High hopes for low-performing schools

By Bob Chase,
President, National Education Association


In 1997, Wyandotte High School in Kansas City was plagued with low test scores, high dropout rates, and discipline problems. To its dismay, its entire school district was considered low-performing.

But both the school board and the school’s staff refused to accept this label. And so, they did some soul-searching. Administrators and teachers decided that if the school was going to shine, they had to work together as a family instead of as a hierarchy. Their goal became: “Create a school you’d want to send your own child to.”

The staff began to share decision-making. They reduced class sizes, provided teachers with weekly professional development, and reorganized classes into “learning communities” so that students would have the same teachers for all four years of high school. This enabled teachers to get to know every student personally and give them individual attention.

Wyandotte’s staff also set high academic standards, engaged parents, and coached students to work collaboratively.

Four years later, the school is thriving. It has gone from an average of 1,000 tardy students a day to 27. Suspensions are down, test scores are showing gains, more students are graduating, and the overall atmosphere is one of “respect and cooperation.”

Social studies teacher David Cland confessed, “Before, we had lockdowns. I was struggling. I almost left over the discipline problems. Now, we use discipline issues to build relationships with the parents. The familial atmosphere has kept me here.”

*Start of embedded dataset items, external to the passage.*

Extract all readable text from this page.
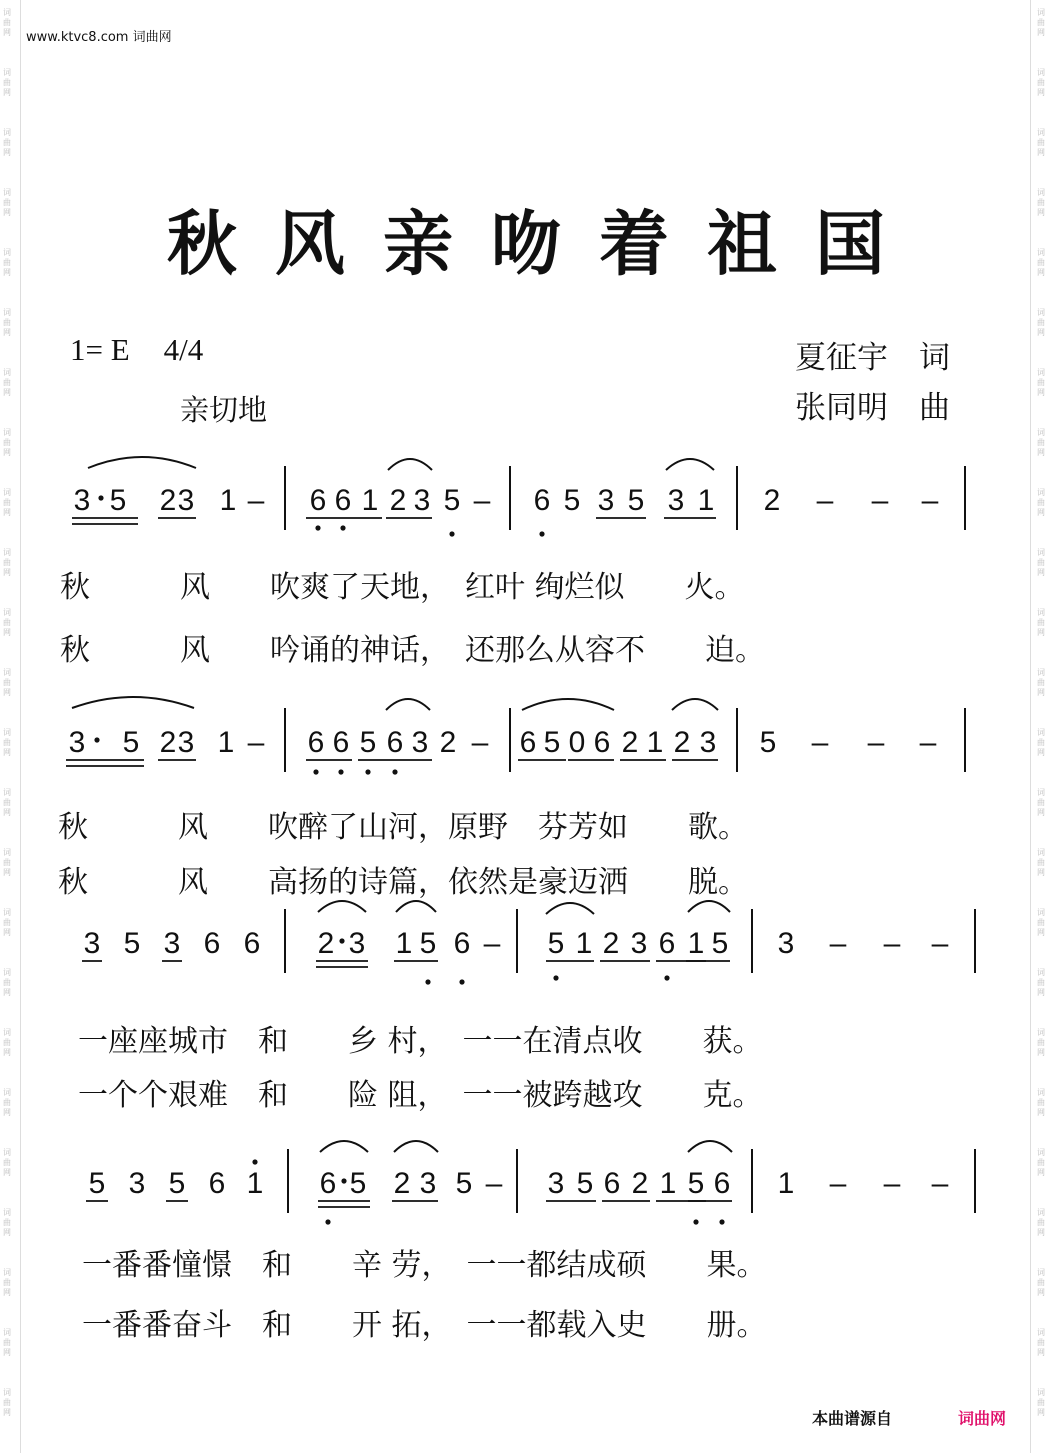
词
曲
网
词
曲
网
词
曲
网
词
曲
网
词
曲
网
词
曲
网
词
曲
网
词
曲
网
词
曲
网
词
曲
网
词
曲
网
词
曲
网
词
曲
网
词
曲
网
词
曲
网
词
曲
网
词
曲
网
词
曲
网
词
曲
网
词
曲
网
词
曲
网
词
曲
网
词
曲
网
词
曲
网
词
曲
网
词
曲
网
词
曲
网
词
曲
网
词
曲
网
词
曲
网
词
曲
网
词
曲
网
词
曲
网
词
曲
网
词
曲
网
词
曲
网
词
曲
网
词
曲
网
词
曲
网
词
曲
网
词
曲
网
词
曲
网
词
曲
网
词
曲
网
词
曲
网
词
曲
网
词
曲
网
词
曲
网
www.ktvc8.com 词曲网
秋风亲吻着祖国
1= E 4/4
亲切地
夏征宇　词
张同明　曲
3 5 2 3 1 – 6 6 1 2 3 5 – 6 5 3 5 3 1 2 – – –
3 5 2 3 1 – 6 6 5 6 3 2 – 6 5 0 6 2 1 2 3 5 – – –
3 5 3 6 6 2 3 1 5 6 – 5 1 2 3 6 1 5 3 – – –
5 3 5 6 1 6 5 2 3 5 – 3 5 6 2 1 5 6 1 – – –
秋　　　风　　吹爽了天地，　红叶 绚烂似　　火。
秋　　　风　　吟诵的神话，　还那么从容不　　迫。
秋　　　风　　吹醉了山河，原野　芬芳如　　歌。
秋　　　风　　高扬的诗篇，依然是豪迈洒　　脱。
一座座城市　和　　乡 村，　一一在清点收　　获。
一个个艰难　和　　险 阻，　一一被跨越攻　　克。
一番番憧憬　和　　辛 劳，　一一都结成硕　　果。
一番番奋斗　和　　开 拓，　一一都载入史　　册。
本曲谱源自	词曲网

But while Wyandotte may be unique in its approach, it is hardly unique in its commitment to reform – or in its success.

This past July, I pledged to NEA’s 2.6 million members that I would seize every opportunity to visit low-performing schools. Since then, I have toured troubled districts from Oakland to Atlanta, Milwaukee to Omaha.

Many of them have been as inspiring as Wyandotte. Everywhere I’ve gone, teachers and administrators are valiantly committed to the idea that every child in America can learn – and every school in America can succeed – given the right conditions and resources.

The biggest education question facing America is not whether struggling schools can improve, but how?

Last month, at a conference titled “Priority Schools, Priority Students: Making Public Schools Great for Every Child,’ 500 principals, school superintendents, education experts, and teachers – including some from Wyandotte – convened in Atlanta to address this very question.

They recognized that one size does not fit all in school reform. Many low-performing schools, like Wyandotte, have turned around through creativity, tailoring programs to the specific needs of their communities.

Yet like Wyandotte, most “turnarounds” have also instituted the same common sense improvements: Small class sizes. Strong parental outreach. On-site professional development for teachers. High standards. Testing used diagnostically, not punitively. All have drawn upon data-driven reforms, not pie-in-the-sky experiments.

At the conference, Harvard Education Professor Pedro Noguera summed it up best:

“It’s not rocket science. In many districts, we know what works and we know what schools need.”
To improve low-performing schools, “what works” must become the cornerstones of education policy.

Yet we ourselves must also take a page from the staff at Wyandotte. If we are truly going to lift up all public schools, then we must all work together as one family – and regard all children as our own.

For as a wise man once observed, “in communities where men build ships for their own sons to fish or fight from, quality is never a problem.”